Sunday, July 13, 2008



July 13, 2008
Subday Nation

When Parliament crucified Amos Kimunya, it recalled a gospel story that I am very fond of. Some Pharisaic males brought to Jesus a woman “caught in the very act” and demanded that the Galilean teacher impose a fitting punishment.

After their tirade, Jesus bowed his head as if in deep thought and, without looking up, advised those who had never committed that “sin” to hurl the first stone. Public stoning to death was ancient Jewry’s method of tackling capital offenders.

But when the magus finally raised his head, all the accusers had vanished. Pharisees, Sadducees and Essenes were the three major Jewish sects when Rome captured Palestine in 63 BC. The Sadducees disappeared in Titus’ holocaust which consumed Jerusalem in 70 AD.

Holed up in the Dead Sea fort of Qumran, the Essenes were the Jewish branch of a Nilotic Gnostic or Christological movement, the one which the Romans hijacked and transformed into Euro-Christianity. Most Pharisees fled abroad to reappear, in Europe, as Talmudic (or rabbinic or synagogical) Jewry.

Indeed, all modern Jewry is Pharisaical in origin. But, although this adjective refers to that objective ancient entity, nowadays it alludes also to the subjective speciousness, spuriousness or insidiousness which anyone may speak or preach.

A “Pharisee” is any self-righteous and hypocritical person, a definition derived from the holier-than-thou attitude expressed in the New Testament parable I quote above.

So we must put Mr Kimunya’s case in perspective. For he is by no means the nigger in the woodpile. He merely helps to bring out the Pharisaism of all Kenyans. How many MPs can pass the test which Jesus set for the misogynists in the story?

No, I do not defend our erstwhile minister for Finance. Ever since his days at Lands, I have publicly criticised his apparent insensitivity to the poor, especially the landless. I have questioned the extreme arrogance that issues from his mouth, the utter absence of political finesse.

But I must ask: Is the Kipipiri MP guilty as charged by his colleagues? To be sure, something looks seriously wrong with the manner in which the Treasury has sold off some public assets. But equally certain is this: Were I in Daniel’s seat, I would not subpoena any MP as a prosecution witness.

FOR, IF THE CHARGE IS MISUSE OF PUBLIC FUNDS, HOW can that charge be lodged by a group of people who have fleeced Kenyans throughout their legislative career by criminally dipping fingers into the same Treasury to pay themselves salaries and perks which break the backbones of other Kenyans?

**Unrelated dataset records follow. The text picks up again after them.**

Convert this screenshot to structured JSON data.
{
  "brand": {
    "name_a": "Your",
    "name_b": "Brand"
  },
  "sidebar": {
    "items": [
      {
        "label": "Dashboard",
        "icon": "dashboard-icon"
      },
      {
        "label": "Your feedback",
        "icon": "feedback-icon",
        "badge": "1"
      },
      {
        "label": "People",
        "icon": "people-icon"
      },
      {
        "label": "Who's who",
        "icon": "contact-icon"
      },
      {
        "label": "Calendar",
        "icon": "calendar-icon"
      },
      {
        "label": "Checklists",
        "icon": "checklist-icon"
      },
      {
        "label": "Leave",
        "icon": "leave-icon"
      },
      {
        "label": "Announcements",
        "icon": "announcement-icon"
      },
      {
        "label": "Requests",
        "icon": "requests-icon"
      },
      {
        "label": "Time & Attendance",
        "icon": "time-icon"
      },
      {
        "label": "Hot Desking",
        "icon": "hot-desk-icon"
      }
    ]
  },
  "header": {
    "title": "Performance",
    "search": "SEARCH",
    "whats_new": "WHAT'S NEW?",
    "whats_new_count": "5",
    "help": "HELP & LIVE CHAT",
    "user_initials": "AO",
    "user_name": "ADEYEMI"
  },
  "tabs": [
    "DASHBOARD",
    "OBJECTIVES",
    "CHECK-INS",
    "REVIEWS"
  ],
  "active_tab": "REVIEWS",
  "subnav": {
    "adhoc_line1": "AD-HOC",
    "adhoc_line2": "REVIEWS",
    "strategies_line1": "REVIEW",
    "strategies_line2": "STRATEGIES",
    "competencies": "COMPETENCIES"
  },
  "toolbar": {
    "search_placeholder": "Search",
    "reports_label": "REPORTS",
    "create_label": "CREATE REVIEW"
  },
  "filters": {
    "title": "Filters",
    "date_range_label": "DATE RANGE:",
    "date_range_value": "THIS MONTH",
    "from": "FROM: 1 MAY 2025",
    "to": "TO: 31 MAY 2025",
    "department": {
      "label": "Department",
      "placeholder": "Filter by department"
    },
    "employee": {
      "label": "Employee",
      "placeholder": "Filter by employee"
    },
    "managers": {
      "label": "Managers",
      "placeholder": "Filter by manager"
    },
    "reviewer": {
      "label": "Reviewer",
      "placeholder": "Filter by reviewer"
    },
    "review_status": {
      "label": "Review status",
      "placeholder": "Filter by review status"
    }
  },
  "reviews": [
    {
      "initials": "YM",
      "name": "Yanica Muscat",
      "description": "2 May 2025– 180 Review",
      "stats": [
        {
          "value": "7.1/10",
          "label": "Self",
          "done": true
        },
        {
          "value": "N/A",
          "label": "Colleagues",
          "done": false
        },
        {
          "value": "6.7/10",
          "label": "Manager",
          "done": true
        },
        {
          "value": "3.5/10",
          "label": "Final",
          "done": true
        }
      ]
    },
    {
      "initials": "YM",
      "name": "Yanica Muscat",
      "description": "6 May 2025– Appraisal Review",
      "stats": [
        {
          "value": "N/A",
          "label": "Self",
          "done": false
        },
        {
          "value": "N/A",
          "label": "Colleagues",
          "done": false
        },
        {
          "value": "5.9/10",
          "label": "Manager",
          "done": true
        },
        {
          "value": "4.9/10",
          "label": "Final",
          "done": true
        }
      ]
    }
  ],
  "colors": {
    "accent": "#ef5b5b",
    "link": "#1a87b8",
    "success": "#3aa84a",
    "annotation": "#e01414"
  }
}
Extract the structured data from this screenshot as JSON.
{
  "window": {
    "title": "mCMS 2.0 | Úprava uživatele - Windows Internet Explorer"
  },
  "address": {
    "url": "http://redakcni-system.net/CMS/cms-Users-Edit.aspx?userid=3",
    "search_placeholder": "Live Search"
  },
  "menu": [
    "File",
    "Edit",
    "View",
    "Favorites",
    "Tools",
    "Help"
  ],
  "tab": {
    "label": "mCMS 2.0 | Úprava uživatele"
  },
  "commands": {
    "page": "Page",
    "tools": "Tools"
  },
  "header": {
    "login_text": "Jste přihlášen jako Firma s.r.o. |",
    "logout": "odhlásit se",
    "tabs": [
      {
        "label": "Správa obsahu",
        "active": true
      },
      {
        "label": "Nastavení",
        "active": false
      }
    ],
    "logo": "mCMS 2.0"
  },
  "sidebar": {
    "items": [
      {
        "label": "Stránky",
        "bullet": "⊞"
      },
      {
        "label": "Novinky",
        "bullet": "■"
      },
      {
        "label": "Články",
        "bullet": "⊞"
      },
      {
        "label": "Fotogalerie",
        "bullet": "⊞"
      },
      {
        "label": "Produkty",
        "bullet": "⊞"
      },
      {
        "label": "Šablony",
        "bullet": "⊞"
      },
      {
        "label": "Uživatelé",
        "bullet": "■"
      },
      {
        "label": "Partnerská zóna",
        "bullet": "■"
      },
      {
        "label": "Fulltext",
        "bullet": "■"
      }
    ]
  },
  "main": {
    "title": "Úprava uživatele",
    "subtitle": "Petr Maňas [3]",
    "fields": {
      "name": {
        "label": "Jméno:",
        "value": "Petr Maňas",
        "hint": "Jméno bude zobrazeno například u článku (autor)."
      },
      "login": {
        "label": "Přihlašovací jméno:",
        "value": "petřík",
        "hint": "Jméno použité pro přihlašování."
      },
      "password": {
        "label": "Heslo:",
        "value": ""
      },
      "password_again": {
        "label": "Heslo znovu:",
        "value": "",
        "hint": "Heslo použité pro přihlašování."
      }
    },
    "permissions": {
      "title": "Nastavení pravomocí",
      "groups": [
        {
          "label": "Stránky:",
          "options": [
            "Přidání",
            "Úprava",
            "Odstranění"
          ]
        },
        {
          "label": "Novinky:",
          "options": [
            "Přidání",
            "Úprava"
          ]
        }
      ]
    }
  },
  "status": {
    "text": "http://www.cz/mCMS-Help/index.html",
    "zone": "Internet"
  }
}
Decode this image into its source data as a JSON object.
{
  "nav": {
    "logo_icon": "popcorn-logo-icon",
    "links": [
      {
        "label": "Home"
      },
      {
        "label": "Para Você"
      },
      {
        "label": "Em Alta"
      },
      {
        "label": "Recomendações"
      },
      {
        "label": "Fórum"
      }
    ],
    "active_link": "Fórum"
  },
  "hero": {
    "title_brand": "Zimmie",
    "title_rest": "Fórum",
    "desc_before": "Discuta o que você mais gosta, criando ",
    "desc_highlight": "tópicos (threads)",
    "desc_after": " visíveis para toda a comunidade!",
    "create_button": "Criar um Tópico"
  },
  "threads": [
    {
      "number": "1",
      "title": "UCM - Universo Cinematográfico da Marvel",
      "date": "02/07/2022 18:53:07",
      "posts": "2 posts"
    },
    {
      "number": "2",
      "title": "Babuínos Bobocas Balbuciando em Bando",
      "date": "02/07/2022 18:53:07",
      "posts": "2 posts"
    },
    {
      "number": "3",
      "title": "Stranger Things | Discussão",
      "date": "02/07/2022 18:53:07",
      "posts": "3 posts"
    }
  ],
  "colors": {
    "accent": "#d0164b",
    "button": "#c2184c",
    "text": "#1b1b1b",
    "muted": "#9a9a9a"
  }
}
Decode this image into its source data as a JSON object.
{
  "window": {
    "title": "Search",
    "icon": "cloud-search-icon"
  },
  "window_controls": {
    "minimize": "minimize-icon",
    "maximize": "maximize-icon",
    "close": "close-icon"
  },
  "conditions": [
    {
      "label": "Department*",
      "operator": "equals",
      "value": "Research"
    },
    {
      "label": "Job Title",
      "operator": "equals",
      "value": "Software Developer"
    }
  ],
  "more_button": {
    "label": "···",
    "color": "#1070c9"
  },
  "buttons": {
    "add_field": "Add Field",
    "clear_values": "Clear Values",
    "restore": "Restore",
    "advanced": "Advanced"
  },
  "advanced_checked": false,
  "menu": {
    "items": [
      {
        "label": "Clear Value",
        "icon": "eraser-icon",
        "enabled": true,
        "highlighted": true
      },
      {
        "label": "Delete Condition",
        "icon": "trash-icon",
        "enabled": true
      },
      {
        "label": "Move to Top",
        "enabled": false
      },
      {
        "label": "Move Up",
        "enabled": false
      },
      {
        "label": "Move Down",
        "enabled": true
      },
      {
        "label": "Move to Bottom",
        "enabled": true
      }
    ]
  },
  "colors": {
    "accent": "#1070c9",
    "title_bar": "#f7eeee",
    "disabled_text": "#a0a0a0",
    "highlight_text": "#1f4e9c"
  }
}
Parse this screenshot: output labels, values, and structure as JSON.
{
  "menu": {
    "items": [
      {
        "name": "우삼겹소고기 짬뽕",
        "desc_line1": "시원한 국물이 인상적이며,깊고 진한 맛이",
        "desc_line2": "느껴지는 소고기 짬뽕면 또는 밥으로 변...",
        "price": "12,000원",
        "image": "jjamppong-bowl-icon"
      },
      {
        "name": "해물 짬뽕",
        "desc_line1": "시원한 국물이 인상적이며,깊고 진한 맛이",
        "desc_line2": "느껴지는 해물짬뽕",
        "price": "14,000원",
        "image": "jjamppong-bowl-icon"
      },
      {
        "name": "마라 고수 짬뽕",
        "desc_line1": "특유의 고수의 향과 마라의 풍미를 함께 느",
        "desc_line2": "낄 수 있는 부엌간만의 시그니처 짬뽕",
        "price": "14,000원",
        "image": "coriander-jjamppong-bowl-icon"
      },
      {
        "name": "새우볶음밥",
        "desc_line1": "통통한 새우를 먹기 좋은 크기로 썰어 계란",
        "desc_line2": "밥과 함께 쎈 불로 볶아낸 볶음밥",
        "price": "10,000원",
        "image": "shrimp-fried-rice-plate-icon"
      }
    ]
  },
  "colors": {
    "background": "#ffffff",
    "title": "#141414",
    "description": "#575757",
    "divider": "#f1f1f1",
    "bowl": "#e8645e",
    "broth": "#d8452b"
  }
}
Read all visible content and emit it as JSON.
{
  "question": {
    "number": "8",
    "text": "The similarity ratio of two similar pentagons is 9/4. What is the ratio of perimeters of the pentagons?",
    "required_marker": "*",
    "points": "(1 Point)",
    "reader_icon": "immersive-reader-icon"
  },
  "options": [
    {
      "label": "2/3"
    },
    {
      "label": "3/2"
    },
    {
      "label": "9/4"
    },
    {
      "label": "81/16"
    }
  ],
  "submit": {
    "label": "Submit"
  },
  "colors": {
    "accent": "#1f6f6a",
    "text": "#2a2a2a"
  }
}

If the aim is to protect the public from robbery by any state organ -- such as the House -- then I would be keenly interested to know how Bonny Khalwale, Ababu Namwamba, Otieno Kajwang and others voted on Mr Kimunya’s proposal to tax the MPs’ emoluments.

Is this how the Young Turks are going to behave when Mr Namwamba leads them into a “Grand Opposition” in Parliament? Indeed, many Kenyans have commented that the MPs nailed Mr Kimunya merely because he tried to tax them, to make deep inroads into their fat bank accounts.

So the question is ineluctable: What is the difference between a minister irregularly selling a public hotel -- as the accusation goes -- and an MP voting to continue fleecing the public by not paying the taxes that might contribute to lifting the same public from the abyss of hunger?

No, in principle, I fully support Parliament’s responsibility to declare its loss of confidence in anybody who may use his public office to do things which look like personal ingratiation at the public’s expense.

But when an exceedingly avaricious and tyrannical parliament accuses a minister of avarice and tyranny and punishes him for it, the MPs show unacceptable imperviousness to logic and self-contradiction.

They express incredible absence of justice, public morality and good manners.

The MPs see mortal sin in every one of President Kibaki’s Cabinet ministers. But they see nothing iniquitous in their own itchy fingers. This hypocrisy, this moral ambivalence, this intellectual duplicity -- this is what is called Pharisaism.

It is what enables politicians to listen so carefully, but with such cynicism, to just such sermons at church every Sunday.

Like Taban lo Liyong’s Eating Chiefs, they continue, outside the shrine, to stuff their pockets full to overflowing with squalid money. By failing to stand up consistently and forcefully against this depravity, the priests show that their own moral fulminations are but godforsaken Pharisaism.

Clearly, however, as it is now constituted, Parliament is the cancer number one in our body politic. Kimunya or no Kimunya, if we do not redefine and rebuild that institution -- devising a water-tight means of controlling it -- we shall remain slaves of “parliamentary democracy” all our lives.